Last modified: 2024-10-11
Abstract
Tulisan ini bertujuan mengkaji local wisdom yaitu tarian kebalai pada perayaan 17 Agustus yang mengintegrasikan kembali masyarakat Rote yang ter-segregasi akibat politik identitas dapat membangun dialog bersama. Tarian kebalai diekspresikan secara kolektif oleh masyarakat Rote dengan cara membentuk lingkaran, bergandengan tangan dan menari mengikuti bini atau syair yang dinyanyikan. Penelitian ini menggunakan metode kualitatif dengan pendekatan etnografi realis, cara pengambilan data melalui wawancara, observasi, dan studi pustaka. Hasil penelitian menemukan bahwa masyarakat Rote menggunakan tarian kebalai pada perayaan 17 Agustus sebagai ritual publik yang mendorong keterlibatan antaragama untuk membangun dialog. Dialog yang terjadi dalam tarian kebalai merupakan dialog berbasis pada ruang keseharian (quotidian) yang melibatkan semua orang yang berbeda agama, masyarakat membangun dialog menggunakan simbol keagamaan yang berbeda (ada yang menggunakan kerudung dan ada yang menggunakan kayu salib) mereka berdiri berdampingan dan bergandengan tangan bersama dalam tarian kebalai.
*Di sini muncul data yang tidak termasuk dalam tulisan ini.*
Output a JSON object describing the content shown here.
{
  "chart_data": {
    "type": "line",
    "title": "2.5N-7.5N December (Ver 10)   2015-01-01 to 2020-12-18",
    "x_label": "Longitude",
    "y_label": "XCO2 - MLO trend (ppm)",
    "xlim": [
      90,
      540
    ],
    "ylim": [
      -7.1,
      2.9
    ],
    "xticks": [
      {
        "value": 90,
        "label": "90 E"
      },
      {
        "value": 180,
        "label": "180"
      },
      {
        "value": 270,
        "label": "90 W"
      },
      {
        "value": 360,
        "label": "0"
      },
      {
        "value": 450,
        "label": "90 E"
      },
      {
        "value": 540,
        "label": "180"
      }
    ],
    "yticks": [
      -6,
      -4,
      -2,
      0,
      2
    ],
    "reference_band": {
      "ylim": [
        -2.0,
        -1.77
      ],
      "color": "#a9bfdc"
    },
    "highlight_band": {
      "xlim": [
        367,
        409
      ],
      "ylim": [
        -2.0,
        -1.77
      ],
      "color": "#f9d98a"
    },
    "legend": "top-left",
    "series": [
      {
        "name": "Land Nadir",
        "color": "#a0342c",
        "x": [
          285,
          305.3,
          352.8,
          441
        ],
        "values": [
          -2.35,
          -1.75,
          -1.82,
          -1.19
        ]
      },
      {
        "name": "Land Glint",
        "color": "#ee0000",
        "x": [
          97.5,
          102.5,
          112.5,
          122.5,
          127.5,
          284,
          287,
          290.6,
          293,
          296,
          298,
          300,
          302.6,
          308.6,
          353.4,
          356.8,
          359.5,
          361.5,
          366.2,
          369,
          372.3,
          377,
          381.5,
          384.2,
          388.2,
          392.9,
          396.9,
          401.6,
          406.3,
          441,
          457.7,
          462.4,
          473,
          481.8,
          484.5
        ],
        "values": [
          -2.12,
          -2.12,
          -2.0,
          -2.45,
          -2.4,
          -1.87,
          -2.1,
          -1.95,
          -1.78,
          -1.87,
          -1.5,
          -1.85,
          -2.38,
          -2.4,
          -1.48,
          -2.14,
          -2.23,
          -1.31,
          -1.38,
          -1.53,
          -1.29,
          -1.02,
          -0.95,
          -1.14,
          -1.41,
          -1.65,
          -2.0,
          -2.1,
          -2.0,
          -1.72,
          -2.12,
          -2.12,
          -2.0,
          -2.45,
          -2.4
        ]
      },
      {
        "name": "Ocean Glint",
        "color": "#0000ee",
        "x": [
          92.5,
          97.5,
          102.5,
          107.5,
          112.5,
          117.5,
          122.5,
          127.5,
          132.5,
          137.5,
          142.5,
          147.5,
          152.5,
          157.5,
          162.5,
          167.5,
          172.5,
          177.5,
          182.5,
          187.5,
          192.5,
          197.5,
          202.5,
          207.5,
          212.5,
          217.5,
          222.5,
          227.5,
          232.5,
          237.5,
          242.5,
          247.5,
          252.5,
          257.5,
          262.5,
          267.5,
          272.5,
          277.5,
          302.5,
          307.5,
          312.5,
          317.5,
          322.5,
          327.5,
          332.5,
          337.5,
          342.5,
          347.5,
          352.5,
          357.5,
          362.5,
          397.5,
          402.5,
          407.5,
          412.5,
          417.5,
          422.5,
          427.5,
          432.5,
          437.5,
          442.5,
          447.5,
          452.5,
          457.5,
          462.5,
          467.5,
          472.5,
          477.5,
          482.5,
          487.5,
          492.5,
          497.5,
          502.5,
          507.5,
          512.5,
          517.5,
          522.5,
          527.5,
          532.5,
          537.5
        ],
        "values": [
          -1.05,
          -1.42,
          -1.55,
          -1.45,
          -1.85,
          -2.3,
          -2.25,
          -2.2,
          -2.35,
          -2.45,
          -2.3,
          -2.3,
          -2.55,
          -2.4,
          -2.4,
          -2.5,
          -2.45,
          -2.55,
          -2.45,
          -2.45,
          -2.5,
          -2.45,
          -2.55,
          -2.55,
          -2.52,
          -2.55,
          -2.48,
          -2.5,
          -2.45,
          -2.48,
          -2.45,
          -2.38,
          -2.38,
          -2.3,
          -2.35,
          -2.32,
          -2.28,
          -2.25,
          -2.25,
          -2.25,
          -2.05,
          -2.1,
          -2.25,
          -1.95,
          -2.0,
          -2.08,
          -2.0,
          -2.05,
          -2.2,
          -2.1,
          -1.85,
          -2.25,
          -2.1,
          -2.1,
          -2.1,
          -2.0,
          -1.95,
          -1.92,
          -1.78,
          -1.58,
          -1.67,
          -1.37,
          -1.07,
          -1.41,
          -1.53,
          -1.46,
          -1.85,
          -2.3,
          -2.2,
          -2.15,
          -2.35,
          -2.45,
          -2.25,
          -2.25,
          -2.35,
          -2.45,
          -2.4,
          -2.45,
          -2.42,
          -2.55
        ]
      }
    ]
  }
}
Dan lewat bini atau syair tarian kebali mengaktifkan kembali collective memory tentang “perasan senasib” sebagai sesama bangsa jajahan koloni. Imajinasi kembali perasaan senasib inilah mendorong keterlibatan antaragama untuk saling berdialog. Dengan demikian tarian kebalai pada perayaan 17 Agustus sebagai ruang interreligious engagement dapat mempersatukan kembali masyarakat Rote yang ter-segregasi menjadi bersaudara.